そう言えば、そもそも他の男に襲われそうになった挙句別の男の部屋でのうのうと寝ちゃった訳でしょ? 私ってば本当どんだけ危機感ないんでしょう。
まぁ! 慶はそんな私に無理やり……なんて事は絶対しないだろうからさ! そこは一応信用……信用……してるか? ……微妙。あの男なら無理強いではなくてうまい事唆されそうで微妙だわ。
って児玉くんどうしたかなー。バイトも昨日で終わりだし……連絡取って待ち合わせしない限りもう会う事もないんだけど……やっぱり気になるや。
もう一度だけ会って話したいなんて思ってる私はやっぱり馬鹿かな? でも、このままじゃいけないような気がするんだよね……。

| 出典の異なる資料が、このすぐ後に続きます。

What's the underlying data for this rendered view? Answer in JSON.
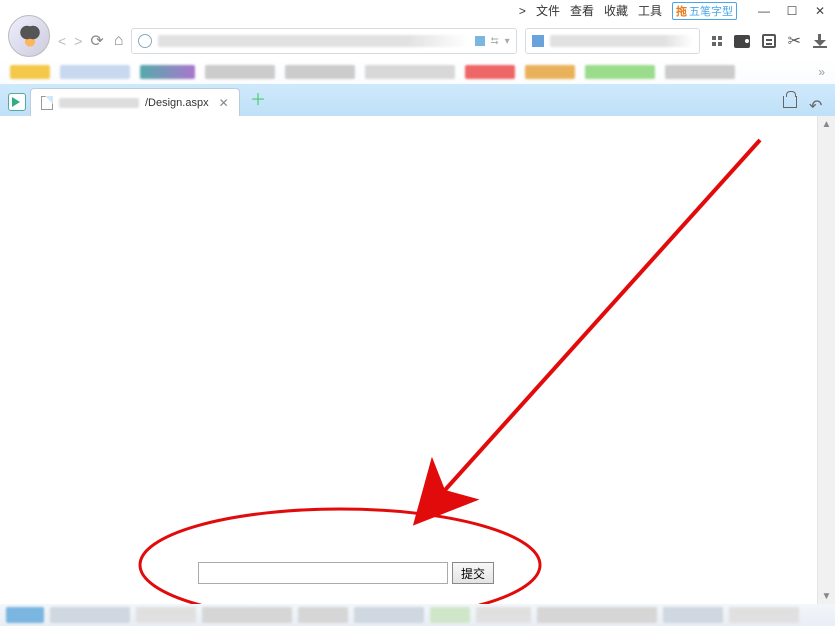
{
  "menubar": {
    "file": "文件",
    "view": "查看",
    "favorites": "收藏",
    "tools": "工具",
    "ime_label": "五笔字型"
  },
  "tab": {
    "suffix": "/Design.aspx"
  },
  "form": {
    "input_value": "",
    "submit_label": "提交"
  }
}
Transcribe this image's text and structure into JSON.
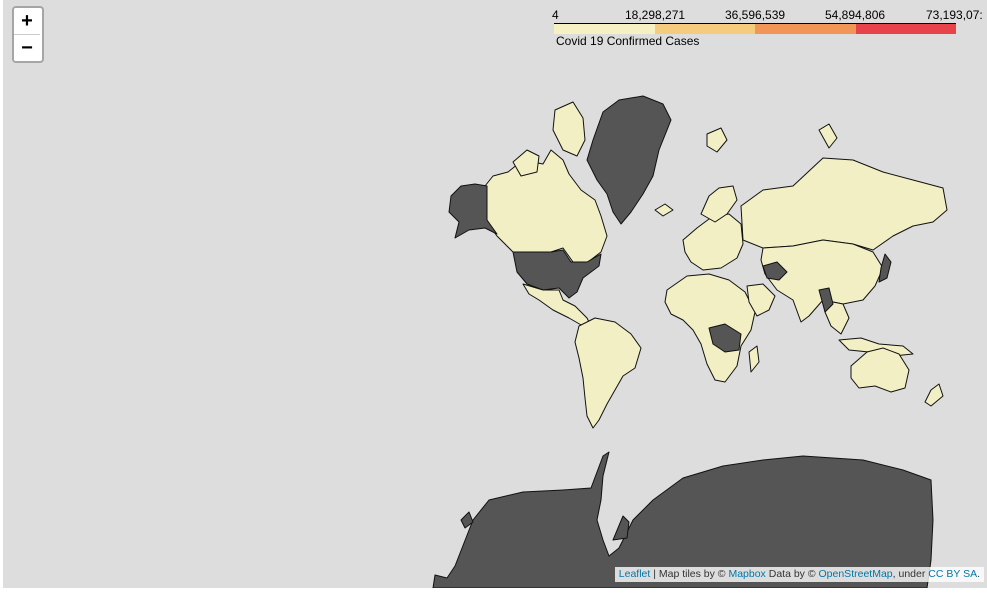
{
  "zoom": {
    "zoom_in_label": "+",
    "zoom_out_label": "−"
  },
  "legend": {
    "title": "Covid 19 Confirmed Cases",
    "ticks": [
      "4",
      "18,298,271",
      "36,596,539",
      "54,894,806",
      "73,193,07:"
    ],
    "ramp_colors": [
      "#f5f1c2",
      "#f5cc7d",
      "#f29657",
      "#e8434a"
    ]
  },
  "map": {
    "colors": {
      "background": "#dddddd",
      "low_cases_fill": "#f2efc4",
      "no_data_fill": "#555555",
      "border": "#111111"
    }
  },
  "attribution": {
    "leaflet": "Leaflet",
    "separator": " | Map tiles by © ",
    "mapbox": "Mapbox",
    "data_by": " Data by © ",
    "osm": "OpenStreetMap",
    "under": ", under ",
    "license": "CC BY SA",
    "end": "."
  }
}
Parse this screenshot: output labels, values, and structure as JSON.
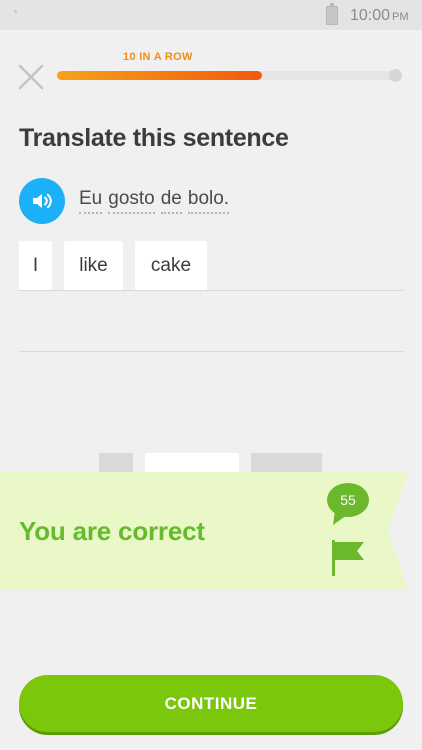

ベットの上でまだ正座をしながらそんな事を考えていたら、ドアをノックされ慶が入ってくる。
「唯。着替え。京子さんが用意してくれた。飯は家で食ってけよ。その後家帰れ……何してんの?」えっと……ちょっと反省を。
「……反省した所で直らねぇだろ」ベットの上に私の着替えを置きならが慶はそう言うと、私の視線に高さを揃える。
「お前はさ……そう言う所がいいんだよ。お前はそのままでいいんだよ」そう言って私の髪を撫でながら慶が笑うから、ドキッとする。本当にその笑顔は反則だよ?
そんな顔されたらさ、なんか勘違いしちゃうよ。惚れ直しちゃうよ。本当に……大好きなんだもん。
……ってあれ? 私……昨日そんな事口走っちゃったような気が……してきましたけど。